Она смотрела на него во все глаза, смотрела и смотрела.

Бесполезно что-то доказывать, пытаться ему объяснять свою точку зрения по этому поводу и свои желания, взывать к Марку, уговаривать, что-то втолковывать, когда он уперся, – дело пустое и совершенно зряшное.

Она и не стала, выдернула свою ладонь из его руки и отчеканила ровным, холодным тоном:

– Если ты готов выбросить и отказаться от того, что между нами произошло этой ночью, то ты идиот, профессор. Ты хоть понимаешь, что это ненормально? Ты серьезно, на самом деле думаешь, что после всего, что между нами случилось, после такого потрясения, что мы пережили вдвоем, возможно спокойно вернуться к прежним дружеским отношениям?

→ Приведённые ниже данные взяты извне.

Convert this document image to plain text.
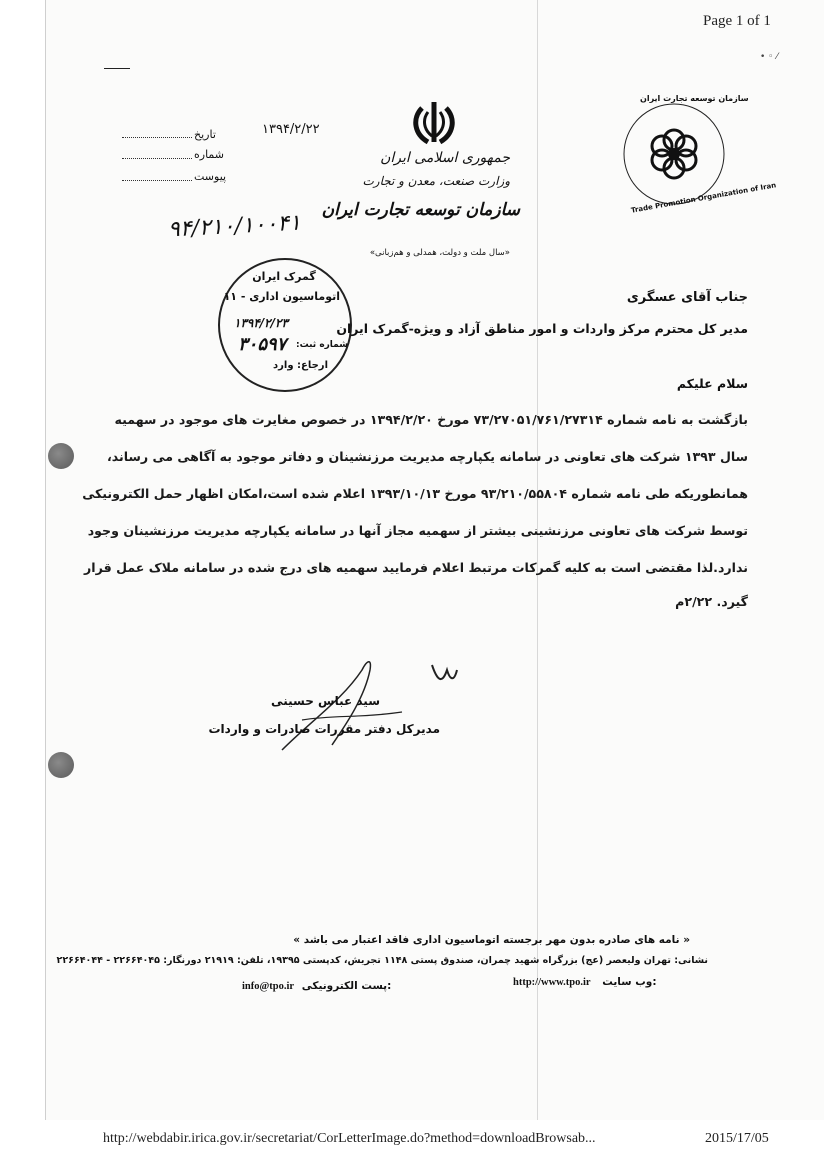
Page 1 of 1
• ◦ ⁄
Trade Promotion Organization of Iran
سازمان توسعه تجارت ایران
جمهوری اسلامی ایران
وزارت صنعت، معدن و تجارت
سازمان توسعه تجارت ایران
«سال ملت و دولت، همدلی و هم‌زبانی»
تاریخ
شماره
پیوست
۱۳۹۴/۲/۲۲
۹۴/۲۱۰/۱۰۰۴۱
گمرک ایران
اتوماسیون اداری - ۱۱
۱۳۹۴/۲/۲۳
۳۰۵۹۷ شماره ثبت:
ارجاع: وارد
جناب آقای عسگری
مدیر کل محترم مرکز واردات و امور مناطق آزاد و ویژه-گمرک ایران
سلام علیکم
بازگشت به نامه شماره ۷۳/۲۷۰۵۱/۷۶۱/۲۷۳۱۴ مورخ ۱۳۹۴/۲/۲۰ در خصوص مغایرت های موجود در سهمیه
سال ۱۳۹۳ شرکت های تعاونی در سامانه یکپارچه مدیریت مرزنشینان و دفاتر موجود به آگاهی می رساند،
همانطوریکه طی نامه شماره ۹۳/۲۱۰/۵۵۸۰۴ مورخ ۱۳۹۳/۱۰/۱۳ اعلام شده است،امکان اظهار حمل الکترونیکی
توسط شرکت های تعاونی مرزنشینی بیشتر از سهمیه مجاز آنها در سامانه یکپارچه مدیریت مرزنشینان وجود
ندارد.لذا مقتضی است به کلیه گمرکات مرتبط اعلام فرمایید سهمیه های درج شده در سامانه ملاک عمل قرار
گیرد. ۲/۲۲م
سید عباس حسینی
مدیرکل دفتر مقررات صادرات و واردات
« نامه های صادره بدون مهر برجسته اتوماسیون اداری فاقد اعتبار می باشد »
نشانی: تهران ولیعصر (عج) بزرگراه شهید چمران، صندوق پستی ۱۱۴۸ تجریش، کدپستی ۱۹۳۹۵، تلفن: ۲۱۹۱۹ دورنگار: ۲۲۶۶۴۰۴۵ - ۲۲۶۶۴۰۴۴
http://www.tpo.ir وب سایت:
info@tpo.ir پست الکترونیکی:
http://webdabir.irica.gov.ir/secretariat/CorLetterImage.do?method=downloadBrowsab...	2015/17/05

Он молчал. Стоял с напряженным лицом, сдвинув брови и прищурив глаза, недовольно сопел и молчал.

Клавдия, резко распахнув дверцу автомобиля, села на заднее сиденье и добавила:

– Не хочу тебя видеть. И дружить с тобой больше не собираюсь. Хватит, надружилась за десять лет по горло. Сам с собой дружи.

И с силой захлопнула за собой дверь. Такси отъехало от пандуса перед гостиницей, а Марк так и стоял и смотрел вслед увозящей ее машине.

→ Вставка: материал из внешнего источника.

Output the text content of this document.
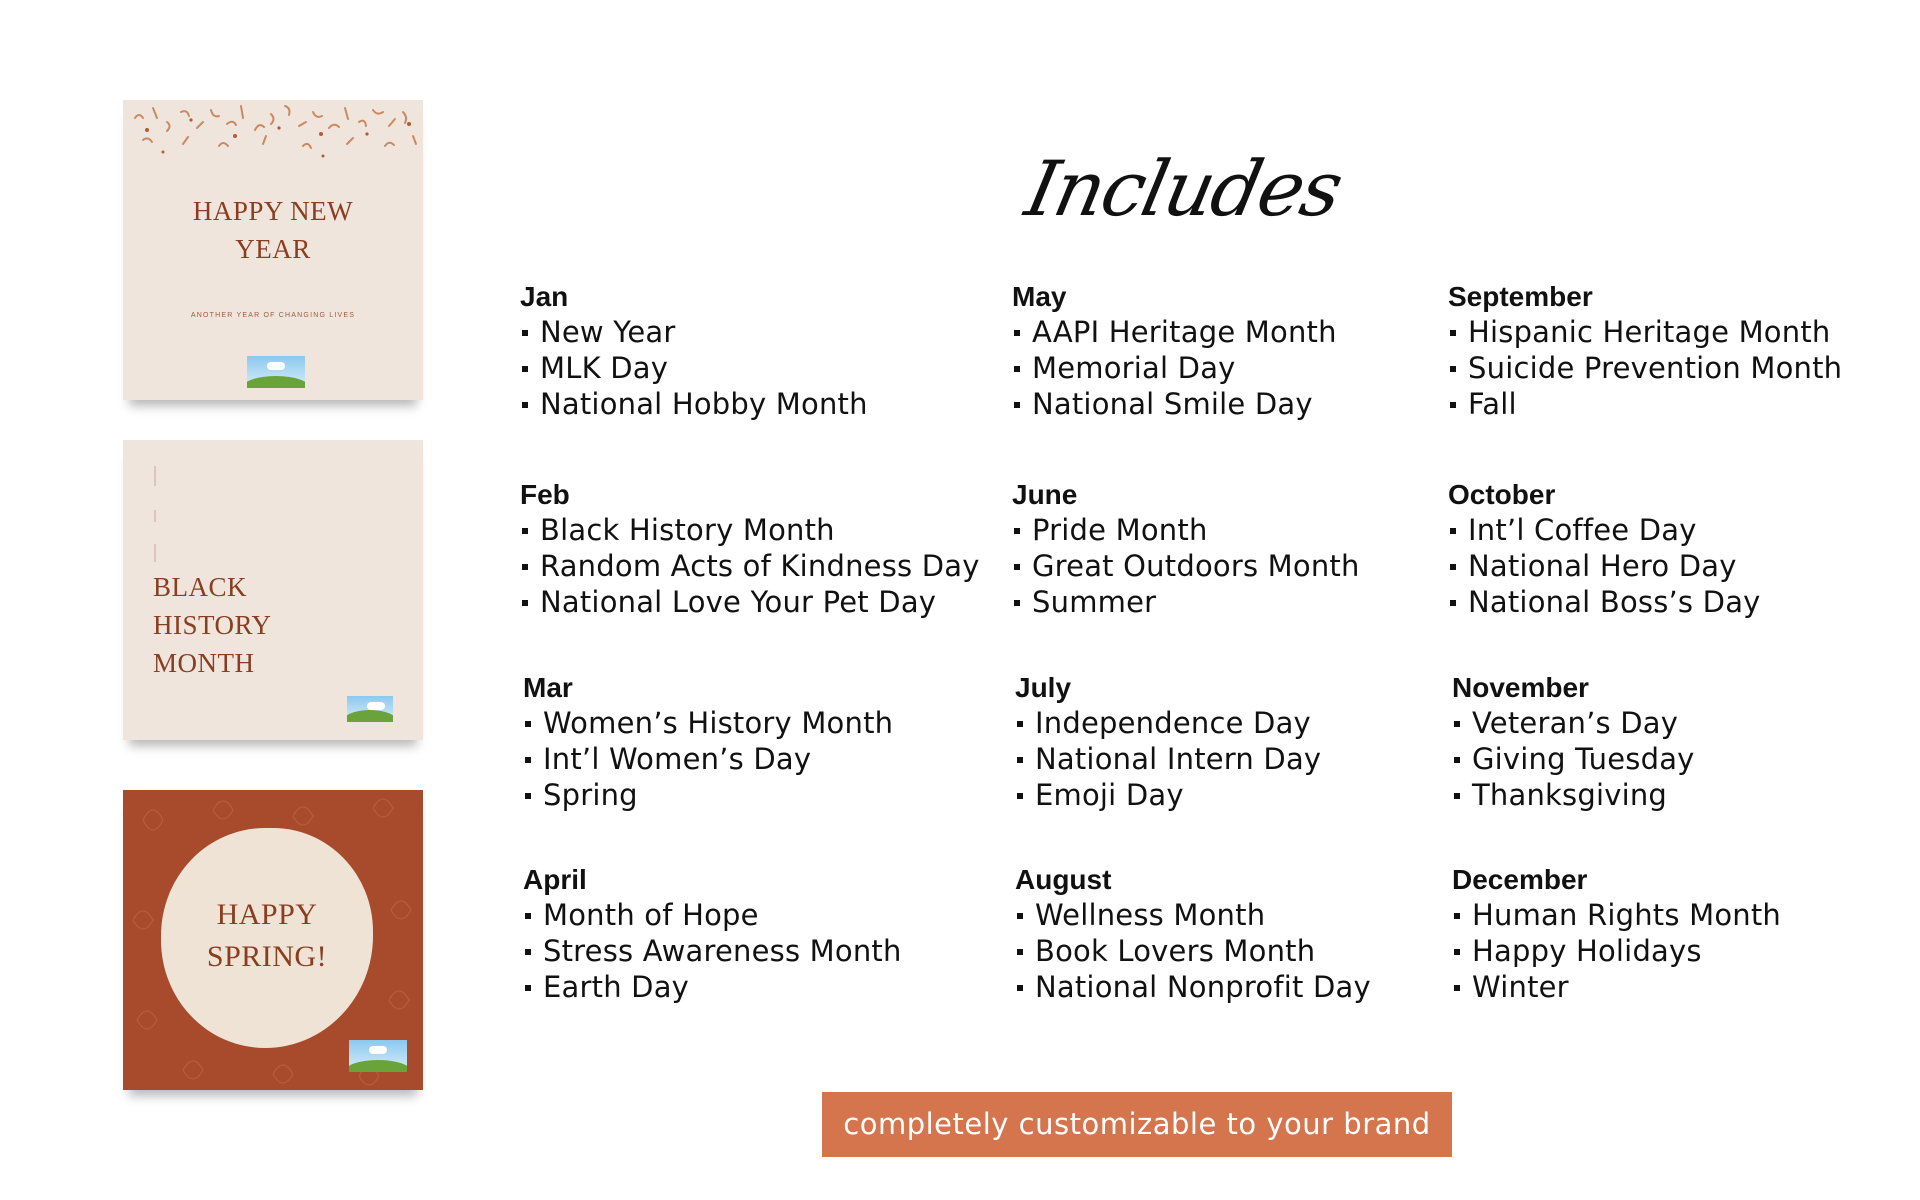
HAPPY NEW
YEAR
ANOTHER YEAR OF CHANGING LIVES
BLACK
HISTORY
MONTH
HAPPY
SPRING!
Includes
Jan
New Year
MLK Day
National Hobby Month
May
AAPI Heritage Month
Memorial Day
National Smile Day
September
Hispanic Heritage Month
Suicide Prevention Month
Fall
Feb
Black History Month
Random Acts of Kindness Day
National Love Your Pet Day
June
Pride Month
Great Outdoors Month
Summer
October
Int’l Coffee Day
National Hero Day
National Boss’s Day
Mar
Women’s History Month
Int’l Women’s Day
Spring
July
Independence Day
National Intern Day
Emoji Day
November
Veteran’s Day
Giving Tuesday
Thanksgiving
April
Month of Hope
Stress Awareness Month
Earth Day
August
Wellness Month
Book Lovers Month
National Nonprofit Day
December
Human Rights Month
Happy Holidays
Winter
completely customizable to your brand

Она летела в самолете и буквально умирала от горя!

Ей было так больно! Так невыносимо больно от этой его глупой, какой-то упертости и засевшей в голове идеи фикс. От ненормальной, какой-то вывернутой наизнанку логики, по которой они должны всенепременно расстаться, если станут интимно близки.

Бред полный!

И весь обратный полет Клавдию разрывало на части от мыслей об их соединении, всё длившемся и длившемся в ее воображении, мыслей, которые заставляли гореть изнутри и покрываться сладкими мурашками, и мучилась от какой-то ужасной вселенской несправедливости и обиды!

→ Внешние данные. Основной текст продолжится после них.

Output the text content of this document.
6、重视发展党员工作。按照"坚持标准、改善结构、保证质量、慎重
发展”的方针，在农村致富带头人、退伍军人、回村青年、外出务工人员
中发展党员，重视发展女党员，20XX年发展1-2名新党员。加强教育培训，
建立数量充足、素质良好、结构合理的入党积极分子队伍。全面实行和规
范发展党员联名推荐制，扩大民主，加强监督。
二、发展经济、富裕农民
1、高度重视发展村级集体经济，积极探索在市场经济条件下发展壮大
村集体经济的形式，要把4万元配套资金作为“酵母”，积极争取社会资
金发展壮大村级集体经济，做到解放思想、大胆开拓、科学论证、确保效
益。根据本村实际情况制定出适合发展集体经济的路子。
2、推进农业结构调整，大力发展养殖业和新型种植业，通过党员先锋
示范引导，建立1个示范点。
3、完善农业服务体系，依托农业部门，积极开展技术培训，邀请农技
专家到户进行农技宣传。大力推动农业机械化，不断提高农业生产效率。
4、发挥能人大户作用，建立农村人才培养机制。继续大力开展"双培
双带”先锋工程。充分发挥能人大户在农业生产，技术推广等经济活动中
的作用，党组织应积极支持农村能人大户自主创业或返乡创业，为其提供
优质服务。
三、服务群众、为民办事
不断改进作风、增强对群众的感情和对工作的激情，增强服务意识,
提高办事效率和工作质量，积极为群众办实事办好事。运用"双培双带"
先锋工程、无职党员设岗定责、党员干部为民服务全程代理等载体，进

Так было плохо, что сердце болело весь полет.

И поймав себя на мелькнувшей предательской мысли, Клавдия горько усмехнулась – вот вам и расстались после близости, как ученый Светлов и предполагал! Прощать она его не собиралась – хватит, все, на самом деле хватит!

И напоминала себе бабулины наставления – обижаются только горничные.

«Ага, – саркастически соглашалась Клавдия и добавляла, – и брошенные женщины».

И эти уж если обиделись….

Две недели. Две недели она игнорировала звонки Марка, не отвечала на сообщения, не открывала ему дверь, когда он приезжал поговорить и звонил безостановочно в дверной звонок, грозно взывая к ее благоразумию, пока соседи не выставляли его из подъезда.

Она обижалась, она уговаривала и настраивала себя жить дальше без него, в общем все так же не собираясь его прощать.


Всё, как всегда, испортила опера. Или исправила, как посмотреть.

На пятнадцатый день ее противостояния позвонил дед Марка Валентин Романович.

– Клавушка, – радостно обратился он к ней, – завтра состоится концерт твоего любимого Андреа Бочелли, ты помнишь?

– Нет, – оторопела Клавдия, – не то что не помню, даже знать не знала, что он приезжает в Москву.

– Ну ты ж работаешь, оно и понятно. Так я чего звоню, Марк давно заказал билеты на этот концерт, и на тебя, разумеется, в первую очередь. Но сказал, что у вас возник какой-то небольшой конфликт, и ты можешь не принять у него билеты, вот и попросил меня передать тебе наше горячее предложение посетить это мероприятие совместно.

– Валентин Романович, – спросила Клавдия, вредничая, – а вы своему внуку не объясняли, что засылать человека, которому тот не может отказать, это называется манипулированием?